Слово «добро» в этом стихе расшатано в самой основе, почти убито; и происходит это убийство не где‑ нибудь, а в поэзии – главной твердыне слова. Огромный талант и труд нужны, чтобы выпрямить его и вернуть ему прежнюю мысль.

Но ведь должен человек защищать правое дело, и не то что кулаками, а и оружием, стоять насмерть. Это так, однако к чему воинскую доблесть, ненависть к врагу втискивать в великое, однако же не всеобъемлющее слово «добро»? Язык создал сложную и совершеннейшую систему нравственных понятий. Сила их именно в отграниченности. Вместить «в единое слово» весь мир чувств немыслимо. Совершенно освобожденные от примесей – слова объясняют мир; насильно загрязненные и разбавленные другими понятиями – они его лишь искажают.

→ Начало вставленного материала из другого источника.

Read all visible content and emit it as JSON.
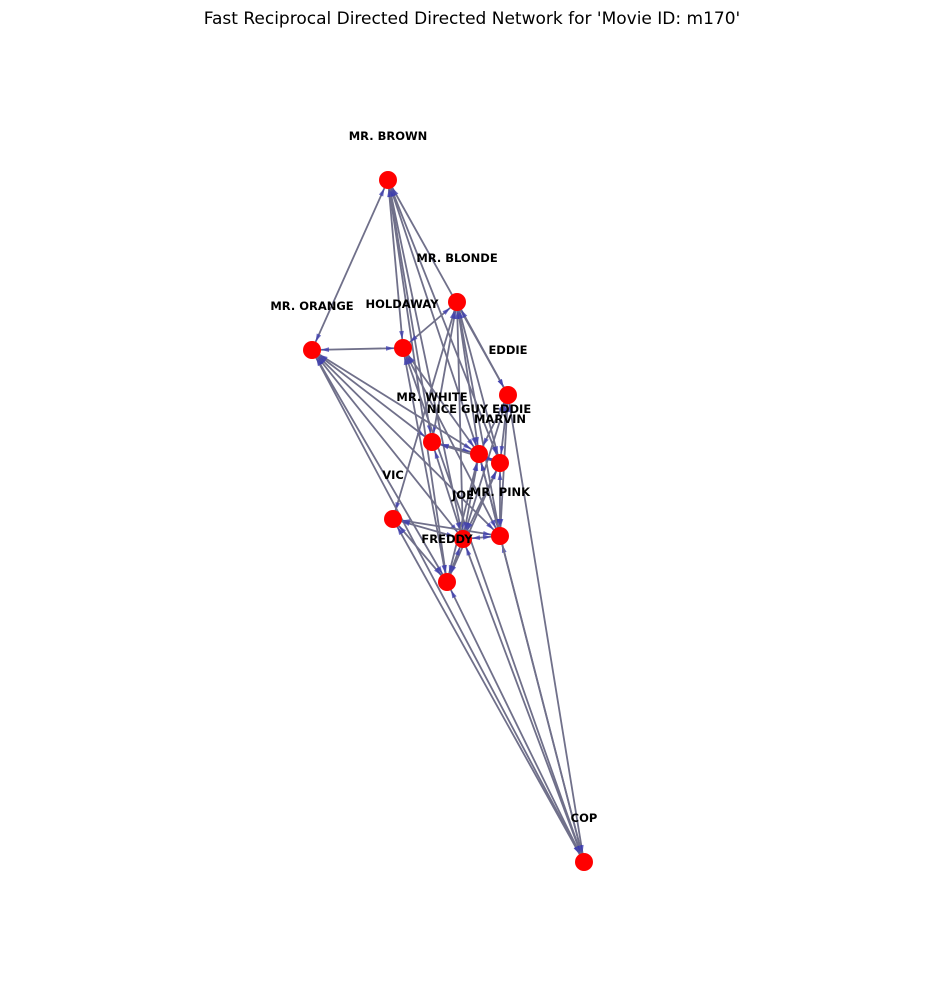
{
  "title": "Fast Reciprocal Directed Directed Network for 'Movie ID: m170'",
  "colors": {
    "node": "#ff0000",
    "edge": "#70708a",
    "arrow": "#3b3bb0",
    "label": "#000000",
    "background": "#ffffff"
  },
  "nodes": [
    {
      "id": "mr_brown",
      "label": "MR. BROWN"
    },
    {
      "id": "mr_blonde",
      "label": "MR. BLONDE"
    },
    {
      "id": "mr_orange",
      "label": "MR. ORANGE"
    },
    {
      "id": "holdaway",
      "label": "HOLDAWAY"
    },
    {
      "id": "eddie",
      "label": "EDDIE"
    },
    {
      "id": "mr_white",
      "label": "MR. WHITE"
    },
    {
      "id": "nice_guy_eddie",
      "label": "NICE GUY EDDIE"
    },
    {
      "id": "marvin",
      "label": "MARVIN"
    },
    {
      "id": "vic",
      "label": "VIC"
    },
    {
      "id": "joe",
      "label": "JOE"
    },
    {
      "id": "mr_pink",
      "label": "MR. PINK"
    },
    {
      "id": "freddy",
      "label": "FREDDY"
    },
    {
      "id": "cop",
      "label": "COP"
    }
  ],
  "edges": [
    [
      "mr_brown",
      "mr_orange"
    ],
    [
      "mr_brown",
      "holdaway"
    ],
    [
      "mr_brown",
      "mr_white"
    ],
    [
      "mr_brown",
      "nice_guy_eddie"
    ],
    [
      "mr_brown",
      "marvin"
    ],
    [
      "mr_brown",
      "eddie"
    ],
    [
      "mr_brown",
      "joe"
    ],
    [
      "mr_brown",
      "freddy"
    ],
    [
      "mr_blonde",
      "holdaway"
    ],
    [
      "mr_blonde",
      "eddie"
    ],
    [
      "mr_blonde",
      "mr_white"
    ],
    [
      "mr_blonde",
      "nice_guy_eddie"
    ],
    [
      "mr_blonde",
      "marvin"
    ],
    [
      "mr_blonde",
      "joe"
    ],
    [
      "mr_blonde",
      "mr_pink"
    ],
    [
      "mr_blonde",
      "vic"
    ],
    [
      "mr_orange",
      "holdaway"
    ],
    [
      "mr_orange",
      "nice_guy_eddie"
    ],
    [
      "mr_orange",
      "joe"
    ],
    [
      "mr_orange",
      "mr_pink"
    ],
    [
      "mr_orange",
      "freddy"
    ],
    [
      "mr_orange",
      "cop"
    ],
    [
      "mr_orange",
      "mr_white"
    ],
    [
      "holdaway",
      "mr_pink"
    ],
    [
      "holdaway",
      "freddy"
    ],
    [
      "holdaway",
      "cop"
    ],
    [
      "holdaway",
      "nice_guy_eddie"
    ],
    [
      "eddie",
      "nice_guy_eddie"
    ],
    [
      "eddie",
      "marvin"
    ],
    [
      "eddie",
      "mr_pink"
    ],
    [
      "eddie",
      "joe"
    ],
    [
      "eddie",
      "cop"
    ],
    [
      "mr_white",
      "nice_guy_eddie"
    ],
    [
      "mr_white",
      "marvin"
    ],
    [
      "mr_white",
      "joe"
    ],
    [
      "nice_guy_eddie",
      "marvin"
    ],
    [
      "nice_guy_eddie",
      "joe"
    ],
    [
      "nice_guy_eddie",
      "mr_pink"
    ],
    [
      "nice_guy_eddie",
      "freddy"
    ],
    [
      "marvin",
      "mr_pink"
    ],
    [
      "marvin",
      "freddy"
    ],
    [
      "marvin",
      "joe"
    ],
    [
      "vic",
      "joe"
    ],
    [
      "vic",
      "mr_pink"
    ],
    [
      "vic",
      "freddy"
    ],
    [
      "vic",
      "cop"
    ],
    [
      "joe",
      "mr_pink"
    ],
    [
      "joe",
      "freddy"
    ],
    [
      "joe",
      "cop"
    ],
    [
      "mr_pink",
      "cop"
    ],
    [
      "freddy",
      "cop"
    ],
    [
      "nice_guy_eddie",
      "cop"
    ]
  ]
}
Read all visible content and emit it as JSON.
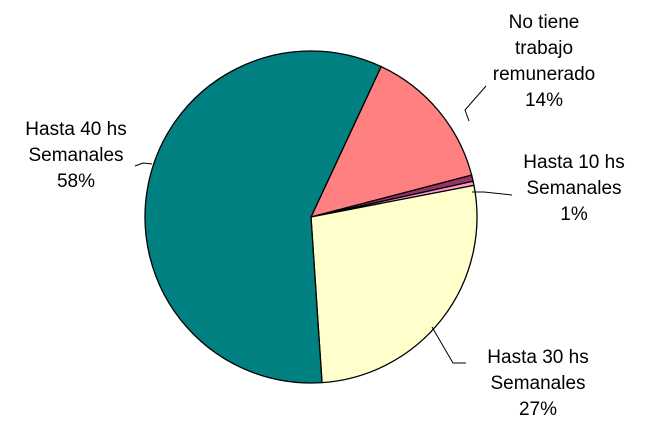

Фридрих Шиллер, размышляя о кровавых событиях Варфоломеевской ночи, писал: «Екатерине (речь идет о французской королеве Екатерине Медичи. – А. Ш. ) был свойствен лишь один‑ единственный порок; но такой, который можно назвать матерью всех пороков: она не ведала различия между добром и злом. Ее мораль изменялась в зависимости от обстоятельств…»

Впрочем, этот порок, рождаемый властолюбием и стяжательством, был черезвычайно распространен и в эпоху капитализма. Прочитайте «Историю американских миллионеров» – книгу строго документальную и перечитайте романы «Человеческой комедии» – книги широчайшего художественного обобщения – и увидите, что все «сильные мира сего» прежде всего ставили себя «по ту сторону добра и зла», с самого начала отбрасывая совесть, как понятие, несовместимое с той деятельностью, в которой они находили и «моральное» удовлетворение и богатство. Конечно, каждый из этих людей на свой лад пытался оправдать совершаемые им преступления. Искаженное, подмененное добро проходит через всю историю идеологий эксплуататорских экономических формаций. В главе «Поправки к древней и новой истории» «Путешествий Гулливера» Свифт пишет: «Особенно сильное отвращение почувствовал я к новой истории. И в самом деле, тщательно рассмотрев людей, которые в течение прошедшего столетия пользовались громкой славой при дворах королей, я понял, в каком заблуждении держат мир продажные писаки, приписывая величайшие военные подвиги трусам, мудрые советы дуракам, искренность льстецам, римскую доблесть изменникам отечеству… Я узнал, сколько невинных превосходных людей было приговорено к смерти или изгнанию благодаря проискам могущественных министров, подкупавших судей, и партийной злобе…»

Волшебники с острова Глаббдобдриба дают Гулливеру возможность вызвать из прошедших времен кого он только пожелает. «Три короля объявили мне, – пишет Свифт, – что за все их царствованье они ни разу не назначили на государственные должности ни одного достойного человека, разве что по ошибке или вследствие предательства какого‑ нибудь министра…; и с большой убедительностью они доказали мне, что без развращенности нравов невозможно удержать королевский трон, потому что положительный, смелый, настойчивый характер, который создается у человека добродетелью, является постоянной помехой в государственной деятельности».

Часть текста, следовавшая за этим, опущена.